Rares sont les moments où j’ai la plume hésitante, où j’ai du mal avec les mots. Du mal à les trouver. Du mal à les écrire. Aujourd’hui est hélas l’un de ces jours.
J’ai donc préféré lire. Lire les mots des autres. Voir ce qu’ils avaient à dire. Et c’est à travers cet exercice que j’ai réussi à mettre des mots sur ce que j’ai ressenti. Et il ne s’agissait ni de colère, ni de ressentiment, mais de déception. Oui, je suis déçu.
Déçu que Me Aissata Tall, l‘opposante brillante et républicaine a décidé de rejoindre la nouvelle majorité présidentielle et son candidat Macky Sall. C’est son droit comme j’ai pu le lire. Mais nous savons tous que le droit n’est pas la morale. Or ce revirement pose avant tout une question morale. Quand pendant des années on attaque le Président de la République Macky Sall sur ses projets, sur l’effondrement du système judiciaire sous son magistère, sur le parrainage populaire que sa majorité a imposé sans débat et qu’on jure, publiquement devant micros et caméras, qu’on ne le rejoindrait jamais pour finalement le faire à 26 jours de l’élection présidentielle, nous sommes bel et bien face à une faute morale.

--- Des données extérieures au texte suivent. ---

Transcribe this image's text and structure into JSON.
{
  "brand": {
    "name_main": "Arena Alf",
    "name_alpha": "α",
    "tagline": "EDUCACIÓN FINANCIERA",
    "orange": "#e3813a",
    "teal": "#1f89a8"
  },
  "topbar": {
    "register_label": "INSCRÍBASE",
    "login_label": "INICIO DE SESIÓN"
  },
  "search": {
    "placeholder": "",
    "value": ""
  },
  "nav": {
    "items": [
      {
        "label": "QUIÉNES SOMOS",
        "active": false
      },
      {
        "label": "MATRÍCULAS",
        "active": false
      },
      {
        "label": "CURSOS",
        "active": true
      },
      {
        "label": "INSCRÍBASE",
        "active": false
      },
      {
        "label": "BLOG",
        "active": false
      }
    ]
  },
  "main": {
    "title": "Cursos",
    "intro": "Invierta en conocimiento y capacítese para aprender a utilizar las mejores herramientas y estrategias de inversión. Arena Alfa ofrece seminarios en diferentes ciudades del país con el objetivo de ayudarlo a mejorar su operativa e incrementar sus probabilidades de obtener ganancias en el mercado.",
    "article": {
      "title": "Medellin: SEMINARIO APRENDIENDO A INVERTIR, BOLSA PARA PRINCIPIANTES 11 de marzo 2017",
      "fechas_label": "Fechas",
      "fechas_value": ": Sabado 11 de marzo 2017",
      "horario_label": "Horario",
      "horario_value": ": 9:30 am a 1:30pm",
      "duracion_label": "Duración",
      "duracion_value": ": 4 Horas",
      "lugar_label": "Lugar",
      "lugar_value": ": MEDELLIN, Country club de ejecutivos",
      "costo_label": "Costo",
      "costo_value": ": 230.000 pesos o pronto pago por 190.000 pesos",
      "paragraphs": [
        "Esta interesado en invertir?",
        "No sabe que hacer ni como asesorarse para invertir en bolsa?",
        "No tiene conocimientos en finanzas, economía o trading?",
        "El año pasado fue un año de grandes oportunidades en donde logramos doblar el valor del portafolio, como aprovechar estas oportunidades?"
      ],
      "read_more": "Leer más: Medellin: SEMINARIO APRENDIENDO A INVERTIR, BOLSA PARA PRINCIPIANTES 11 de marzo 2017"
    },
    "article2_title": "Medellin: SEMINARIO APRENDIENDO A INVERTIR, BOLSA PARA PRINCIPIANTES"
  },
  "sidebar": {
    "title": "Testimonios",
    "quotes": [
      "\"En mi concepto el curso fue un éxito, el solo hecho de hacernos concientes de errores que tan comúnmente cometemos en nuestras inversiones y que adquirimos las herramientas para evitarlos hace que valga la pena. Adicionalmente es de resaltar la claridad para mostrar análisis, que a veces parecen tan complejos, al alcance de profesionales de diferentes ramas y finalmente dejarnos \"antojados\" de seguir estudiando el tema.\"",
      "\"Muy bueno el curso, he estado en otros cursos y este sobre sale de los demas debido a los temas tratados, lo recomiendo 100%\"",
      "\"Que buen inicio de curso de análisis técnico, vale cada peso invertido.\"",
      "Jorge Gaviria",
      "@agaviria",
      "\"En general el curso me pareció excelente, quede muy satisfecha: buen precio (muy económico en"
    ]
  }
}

La politique n’est certes pas la religion. Elle demande du pragmatisme, de la stratégie, voire même du vice. Ce n’est pas le lieu de l’angélisme. Mais la politique est également et paradoxalement l’espace de l’espérance, celui où l’on projette sa personne, ses amis et des compatriotes anonymes dans un futur porteur d’utopie. C’est donc le lieu du rêve.
J’ai vu ce lundi 28 janvier beaucoup de rêves s’effondrer. D’abord celui de beaucoup de jeunes femmes, peu ou très politisées, qui voyaient en Me Aissata Tall Sall l’incarnation la plus élégante, la plus éloquente et la plus républicaine de ce que devait être la femme sénégalaise en politique.
J’ai aussi vu la déception de beaucoup de romantiques de la politique. Ceux qui ne font et ne feront jamais de compromis sur leurs idées, leurs positions. En l’espace de quelques mots prononcés par Me Sall, ils sont devenus orphelins. Orphelins de celle qui disait qu’elle ne rejoindrait jamais Macky Sall en raison de questions de principe, orphelins de celle qui parlait si souvent avec le coeur, contre les injustices, contre le droit bafoué.
Je me suis également rappelé les propos qu’un inconnu assis à côté de moi avait tenu sur elle lors d’une émouvante céremonie d’hommage à un grand monsieur du socialisme sénégalais, mort tragiquement. Cette personne, en écoutant Me Aissata Tall Sall parler, avait dit « Cette femme, je l’admire » avec un naturel déconcertant. Beaucoup de Sénégalais ont sans doute déjà prononcé cette phrase au moins une fois, l’ont chuchottée à leur voisin dans une assistance ou l’ont dit à leur propre conscience.
Voilà ce qu’elle représentait dans ce pays. Un symbole. Une boussole. Et bien plus encore. Au sein du camp qu’elle rejoint, choix qu’elle assume d’un point de vue individuel, Me Aissata Tall Sall représentera surtout un chiffre : 25000. Comme le nombre de voix qu’elle avait obtenu en 2017. Elle personnifiait une certaine idée de la politique. Elle en est désormais une donnée arithmétique. Une de plus. Aride et banale.
La violence des réactions, surtout chez les jeunes, et leur ampleur fera sans doute réfléchir Me Aissata Tall Sall. Dans l’insularité de sa conscience, elle ne peut ignorer qu’elle était appréciée de beaucoup, au delà de ses propres militants et qu’elle a commis une faute morale.
Ces revirements ne sont pas nouveaux dans notre histoire politique, ils sont même la règle. Nous les pensions cependant impossibles chez certains. Hélas, la récente vague de ralliements de dernière minute vers le parti pouvoir a fini de me convaincre sur un fait : les acteurs du vieux monde politique, celui des ères socialiste et libérale, quels que soient leur niveau intellectuel, leur gentillesse et leur éloquence, ne sont et ne resteront que le tenants de cette vieille politique, celle de l’immobilisme. Nous devons désormais assumer cette ligne de fracture avec nos amis, nos oncles, nos tantes, nos héros.
Me Aissata Tall Sall incarnait un espoir, une audace vers l’avenir. Par son acte, elle nous a ramenés dans le vieux monde. Notre déception est grande. Mais notre détermination à changer d’ère politique l’est encore plus.